# 3 questions.

1. May 26, 2004

### mustang

Problem 16.
Show that 1+2+4+...+26(n-1)=2^(n)-1
I first decided to use the formula: a_n=a_1*r^(n-1)

Problem24. Find the sum of the series 1-3+5-7+9-11+....+1001.

Problem 26. Suppose a doctor earns \$40,000 during the first year of practice. Suppose also that each succeeding year the salary increases 10%. What is the total of the doctor's salaries over the first 10 years? How many years must the doctor work if the salary total is to exceed a million dollars?

2. May 26, 2004

### AKG

That's not the correct formula. If you want to find the nth term in a sequence that might be useful, but you want to find the nth term in a series. There is a different formula, I don't remember off-hand, I'm sure you can look it up or find it in your text book. However, if you need to prove it, you can do a simple proof by induction.

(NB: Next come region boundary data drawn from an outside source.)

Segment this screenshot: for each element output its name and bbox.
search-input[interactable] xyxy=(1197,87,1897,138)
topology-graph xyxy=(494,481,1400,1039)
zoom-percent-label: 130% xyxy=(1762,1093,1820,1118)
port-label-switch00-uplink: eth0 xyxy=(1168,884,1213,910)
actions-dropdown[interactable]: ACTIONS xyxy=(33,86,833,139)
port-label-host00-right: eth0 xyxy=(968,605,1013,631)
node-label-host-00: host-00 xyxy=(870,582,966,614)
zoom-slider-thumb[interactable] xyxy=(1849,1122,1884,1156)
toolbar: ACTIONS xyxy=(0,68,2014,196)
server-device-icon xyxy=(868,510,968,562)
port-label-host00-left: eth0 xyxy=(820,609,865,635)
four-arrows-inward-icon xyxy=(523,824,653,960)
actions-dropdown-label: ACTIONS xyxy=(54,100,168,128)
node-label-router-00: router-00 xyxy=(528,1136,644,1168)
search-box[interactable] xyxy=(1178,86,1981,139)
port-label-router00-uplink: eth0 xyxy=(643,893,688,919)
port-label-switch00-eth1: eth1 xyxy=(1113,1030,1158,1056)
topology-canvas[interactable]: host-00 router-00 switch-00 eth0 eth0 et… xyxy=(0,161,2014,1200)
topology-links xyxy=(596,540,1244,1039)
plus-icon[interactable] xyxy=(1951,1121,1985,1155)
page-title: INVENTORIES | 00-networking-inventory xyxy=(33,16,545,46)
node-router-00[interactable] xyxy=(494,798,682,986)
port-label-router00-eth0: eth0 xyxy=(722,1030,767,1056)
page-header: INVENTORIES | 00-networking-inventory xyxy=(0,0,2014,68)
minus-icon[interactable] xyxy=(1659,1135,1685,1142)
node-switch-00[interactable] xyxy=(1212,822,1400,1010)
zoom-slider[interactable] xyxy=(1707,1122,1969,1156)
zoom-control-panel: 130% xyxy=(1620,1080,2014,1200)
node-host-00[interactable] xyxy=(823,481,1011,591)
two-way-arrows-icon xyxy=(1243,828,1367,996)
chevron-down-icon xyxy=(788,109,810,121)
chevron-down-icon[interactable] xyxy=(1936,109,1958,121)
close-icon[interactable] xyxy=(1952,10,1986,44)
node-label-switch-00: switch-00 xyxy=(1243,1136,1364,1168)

Notice that every consecutive pair of terms sums to -2, e.g. 1-2 = -2, 5-7 = -2, etc. Your answer should be 1001 - 2x, where x is the number of pairs. The first pair is (1,-3) and the last pair would be (997,-999). It's a simple matter of some simple division to find out x.

You can express this as a series. $a_1 = \ 40,000$, $r = 1.1$ because he gets a 10% increase each year, so his salary will be 10% greater than the previous year, which is 110% times more than the previous year, which is 1.1 times more than the previous year.